Canada's economy is on a strong growth path, but will expand slower next year than in 2007, says the Royal Bank Financial Group's latest economic forecast.

The economy is likely to expand to 2.5 per cent in 2007, down from 2.7 per cent this year.

The percentage drop in 2008 is being blamed on sluggishness in Ontario, moderating growth in the West and a sharp slowdown in Newfoundland and Labrador.

The report predicts inflation will remain controlled, with the national consumer price index seen rising by two per cent -- following a 2.3 per cent increase this year.

Ontario's economy is expected to grow only 1.8 per cent in 2008, down from 1.9 per cent in 2007, says the report.

"We've had to significantly lower our growth forecasts (for Ontario) as heightened currency-induced challenges to manufacturing and exports have greatly affected the province's economy,'' commented RBC chief economist Craig Wright.

Newfoundland and Labrador is expected to suffer a significant drop, growing by only 0.5 per cent in 2008 -- following a 7.5 per cent growth in 2007.

"Beyond 2007, growth will drop sharply once the White Rose gas project and Voisey's Bay nickel project have fully worked their way into the economy,'' said Wright.

The economy is expected to regain strength by 2010 when other offshore oil projects begin construction.

Alberta's economy is forecast to expand 4.5 per cent in 2008, down from 2007's projected growth of five per cent.

Saskatchewan will also see a drop to 4.3 per cent from 4.8 per cent in 2007, says the report.

Manitoba is forecast to show a three per cent growth in 2008, down from 3.4 per cent this year. B.C. is expected to drop to 2.9 per cent from 3.1 per cent.

Meanwhile, Nova Scotia and New Brunswick "are well positioned for better long-run growth as a result of renewed prospects for several large-scale capital projects,'' says the report.

The report also states the economy's momentum translated to a growth rate of more than 3.5 per cent for the first half of 2007, bolstered by soaring Canadian export prices.

Canada is among a handful of countries reporting stronger than expected growth for the first half of this year.

China, the Eurozone, and the United Kingdom all reported higher than normal gains.

Canadian consumers and businesses are also spending more thanks to overall wage increases and a national job boom.

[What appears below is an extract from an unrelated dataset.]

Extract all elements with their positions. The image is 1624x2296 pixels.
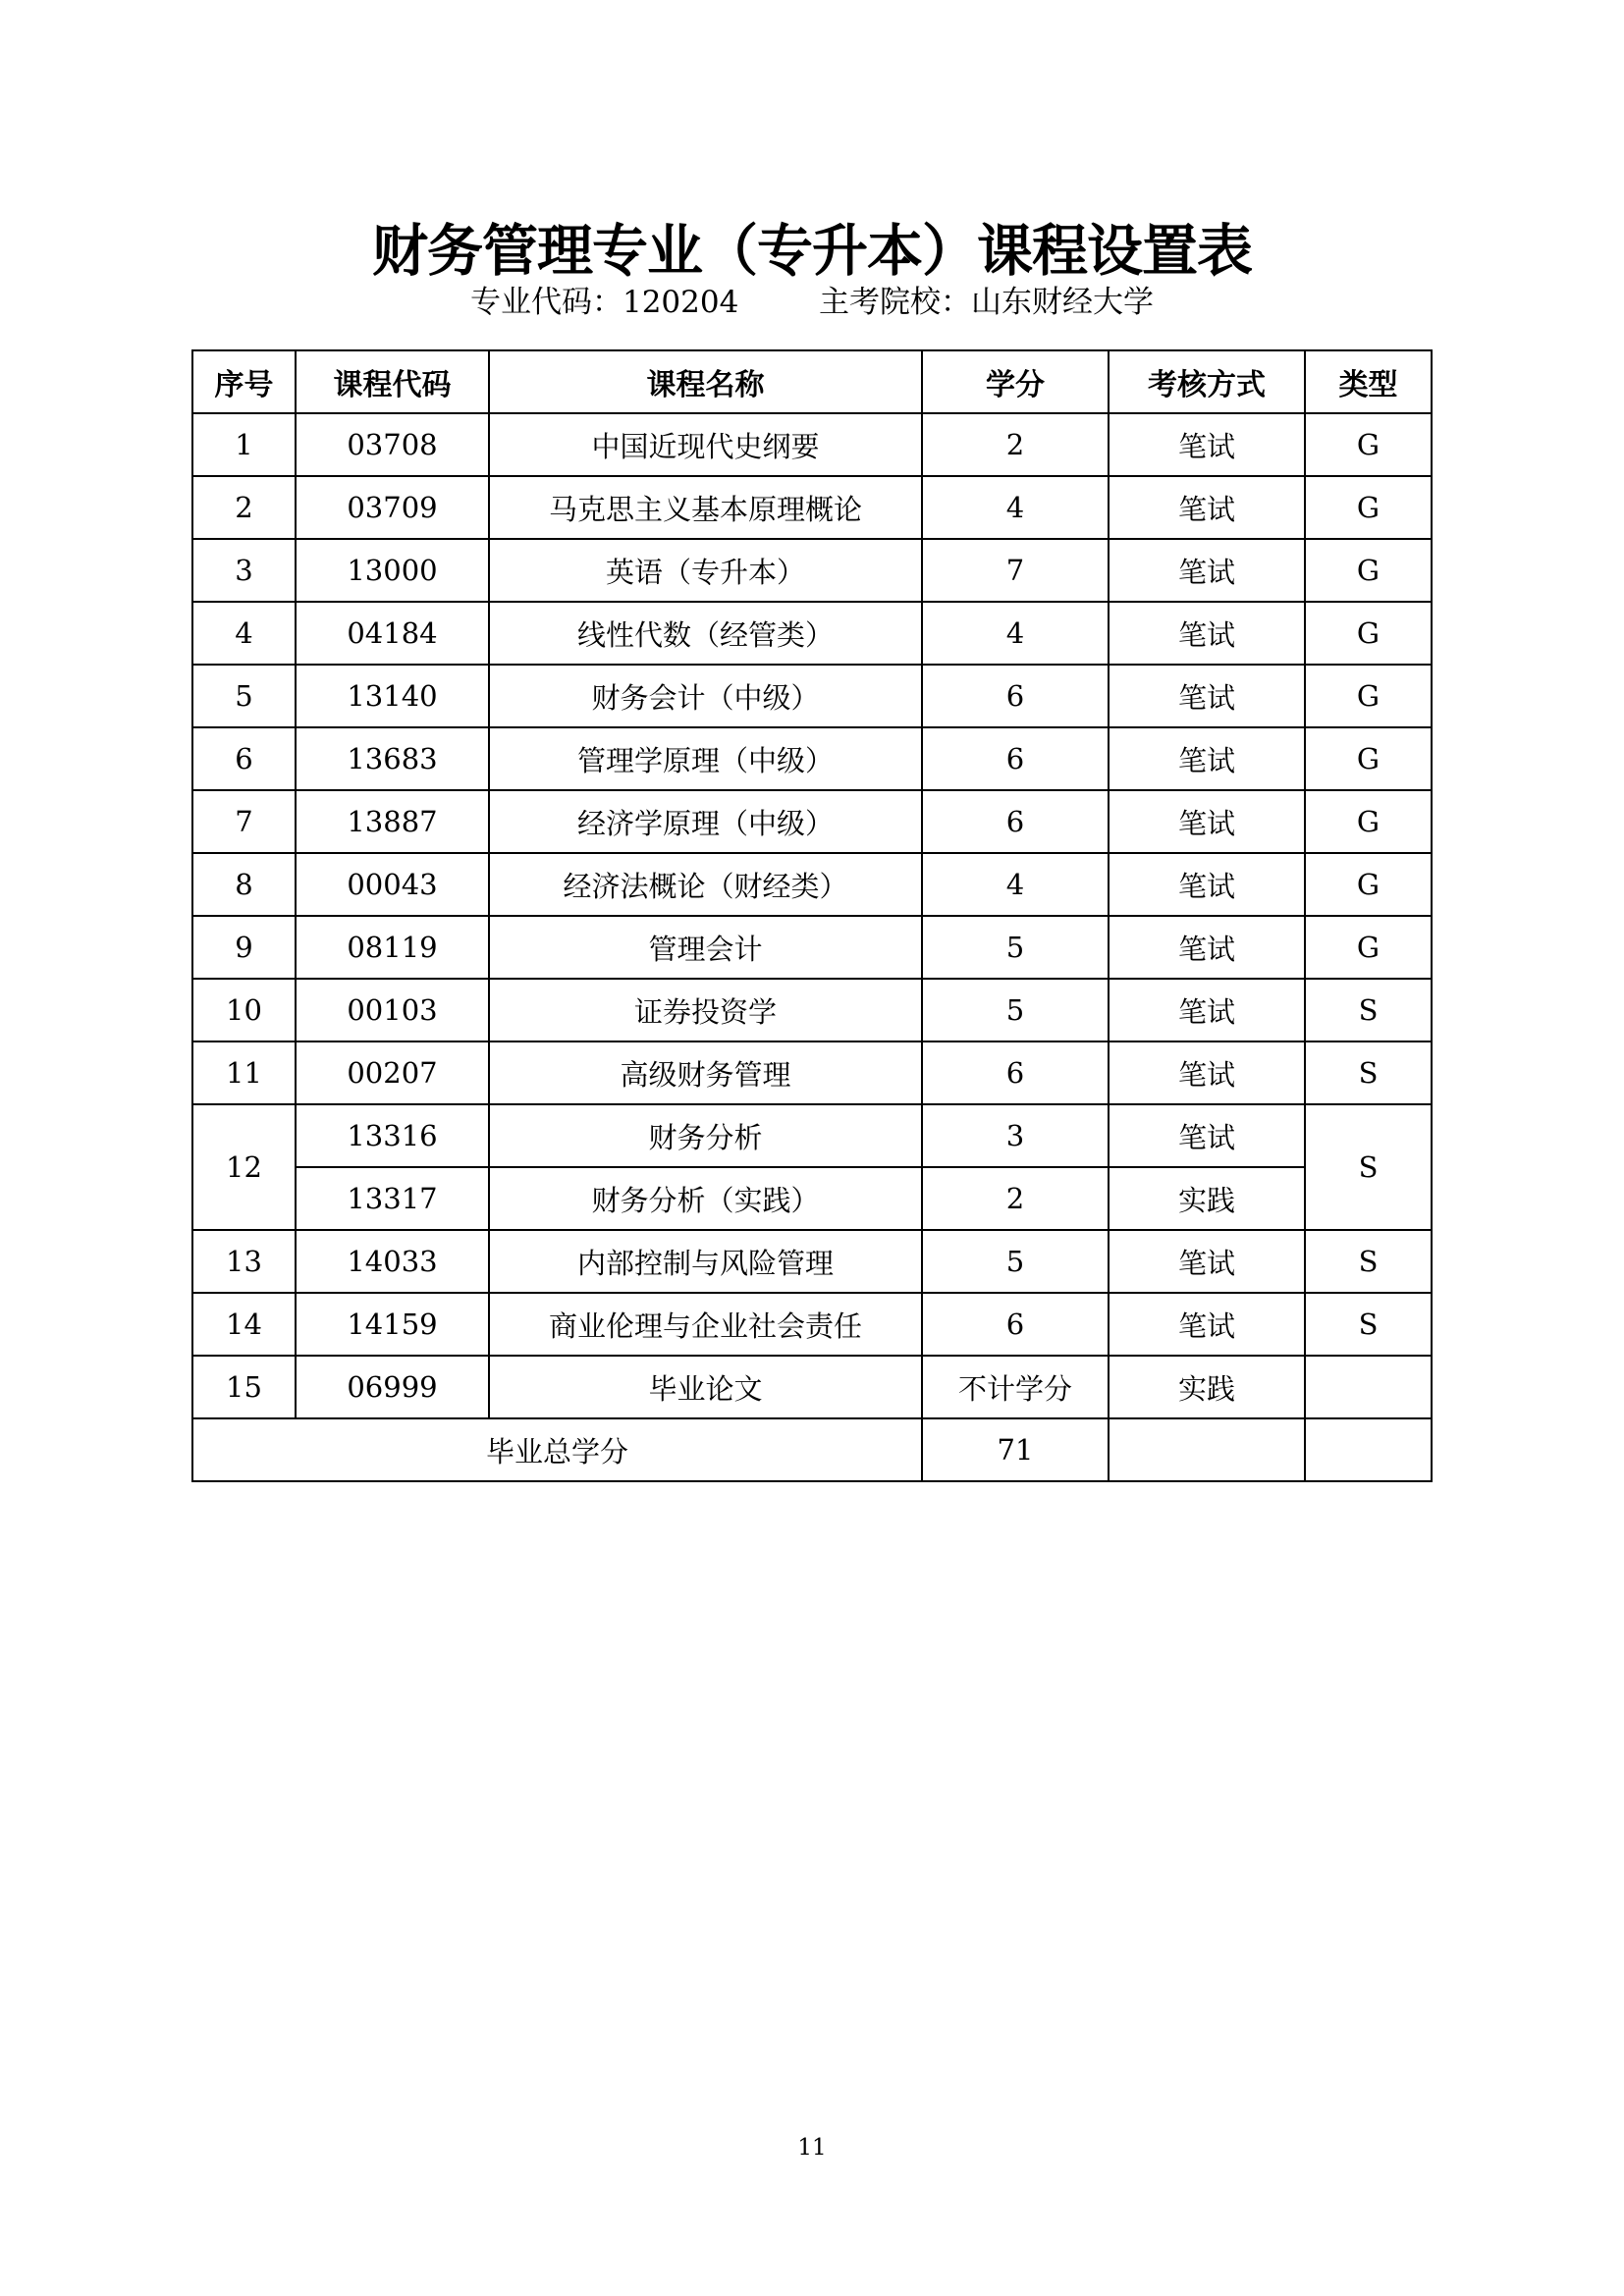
- cell-credits: 5: [922, 1230, 1109, 1293]
- cell-credits: 6: [922, 665, 1109, 727]
- table-row: [192, 979, 1432, 1041]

The increase in spending will likely help to offset any damage done by the soaring Canadian dollar or the weakened export industry, says the report.

Employees earned 4.2 per cent more per hour last month compared to September 2006 representing the largest wage increase since 1997, according to a recent Statistics Canada report.

And Canada's jobless rate hit a record low with only 5.9 per cent of Canadians unemployed in September, down from six per cent in August.

The total number of positions created in the country this year reached 283,000, representing an increase of 1.7 per cent for the period.